What securities company leaders must do differently
This should serve as a wake-up call to securities industry leaders. In a market where highly productive agents constantly value collaboration, brokers cannot rely solely on recruitment efforts.
They need a strong vision and a culture that aligns with what agents want. They need onboarding and training to boost their confidence. They need coaching that is locally reinforced, rather than delivered once and forgotten. And rather than promising to quit, we need to make the value of staying more visible.
At a securities company, it looks like this:
Establish a regular and reliable cadence of in-person learning. It is important to share publicly to create a collaborative and collaborative environment. Create and communicate recommended self-study courses that align with key goals. Create an annual business plan for all agents. Help agents plan around their goals and check in with them quarterly to discuss progress. Encourage agents to develop peer-to-peer mentoring relationships.

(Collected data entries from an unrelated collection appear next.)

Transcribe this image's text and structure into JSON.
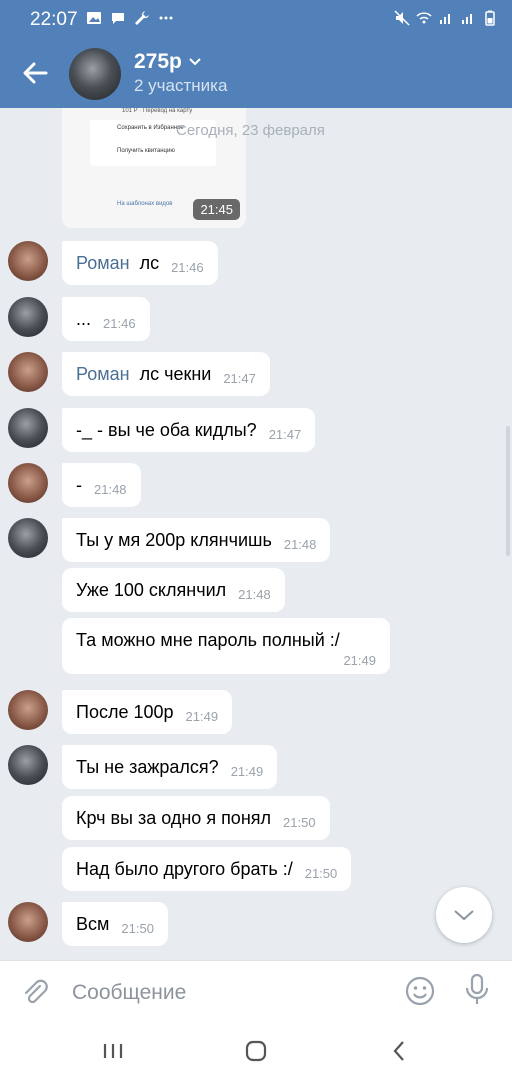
{
  "status_bar": {
    "time": "22:07"
  },
  "header": {
    "title": "275р",
    "subtitle": "2 участника"
  },
  "screenshot_preview": {
    "top_text": "101 Р · Перевод на карту",
    "item1": "Сохранить в Избранное",
    "item2": "Получить квитанцию",
    "link": "На шаблонах видов",
    "time": "21:45"
  },
  "date_separator": "Сегодня, 23 февраля",
  "messages": [
    {
      "sender": "Роман",
      "text": "лс",
      "time": "21:46"
    },
    {
      "sender": "",
      "text": "...",
      "time": "21:46"
    },
    {
      "sender": "Роман",
      "text": "лс чекни",
      "time": "21:47"
    },
    {
      "sender": "",
      "text": "-_ - вы че оба кидлы?",
      "time": "21:47"
    },
    {
      "sender": "",
      "text": "-",
      "time": "21:48"
    },
    {
      "sender": "",
      "text": "Ты у мя 200р клянчишь",
      "time": "21:48"
    },
    {
      "sender": "",
      "text": "Уже 100 склянчил",
      "time": "21:48"
    },
    {
      "sender": "",
      "text": "Та можно мне пароль полный :/",
      "time": "21:49"
    },
    {
      "sender": "",
      "text": "После 100р",
      "time": "21:49"
    },
    {
      "sender": "",
      "text": "Ты не зажрался?",
      "time": "21:49"
    },
    {
      "sender": "",
      "text": "Крч вы за одно я понял",
      "time": "21:50"
    },
    {
      "sender": "",
      "text": "Над было другого брать :/",
      "time": "21:50"
    },
    {
      "sender": "",
      "text": "Всм",
      "time": "21:50"
    }
  ],
  "composer": {
    "placeholder": "Сообщение"
  },
  "icons": {
    "back": "arrow-left-icon",
    "attach": "paperclip-icon",
    "emoji": "smile-icon",
    "mic": "microphone-icon",
    "scroll_down": "chevron-down-icon"
  },
  "colors": {
    "header": "#5181b8",
    "background": "#e8ecf1",
    "sender_name": "#4a6f94"
  }
}
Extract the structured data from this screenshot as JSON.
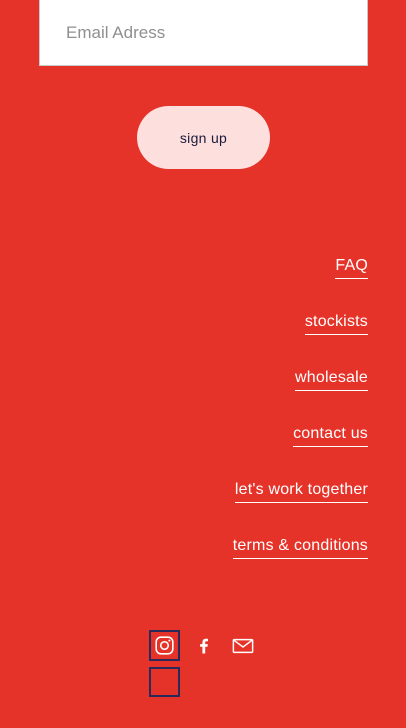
{
  "newsletter": {
    "email_placeholder": "Email Adress",
    "email_value": "",
    "signup_label": "sign up"
  },
  "footer_links": [
    {
      "label": "FAQ"
    },
    {
      "label": "stockists"
    },
    {
      "label": "wholesale"
    },
    {
      "label": "contact us"
    },
    {
      "label": "let's work together"
    },
    {
      "label": "terms & conditions"
    }
  ],
  "social": [
    {
      "name": "instagram-icon"
    },
    {
      "name": "facebook-icon"
    },
    {
      "name": "mail-icon"
    }
  ],
  "colors": {
    "background": "#e63329",
    "button_bg": "#fde0de",
    "button_text": "#1a1a3a",
    "link": "#ffffff",
    "focus_outline": "#2a2a5a"
  }
}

If we continue to interpret churn as a pure recruiting contest, we miss what many agents are actually telling us. They’re not looking for a new logo or more leads. They are looking for a way forward. If there’s one lesson we’ve learned through Coached Up and thousands of coaching conversations, it’s this: Agents don’t just want a place to work. They want a place where they can grow.
We call this the “enthusiast’s philosophy.” At the end of the day, our agents are the experts. If you want to maintain their expertise, inspire them to go from good to great.
The brokerages that win in 2026 (and beyond) will be those whose growth is less ambiguous and their success feels more repeatable.
Gino Caropreso is Vice President of Learning at ERA Real Estate. Connect with us on LinkedIn.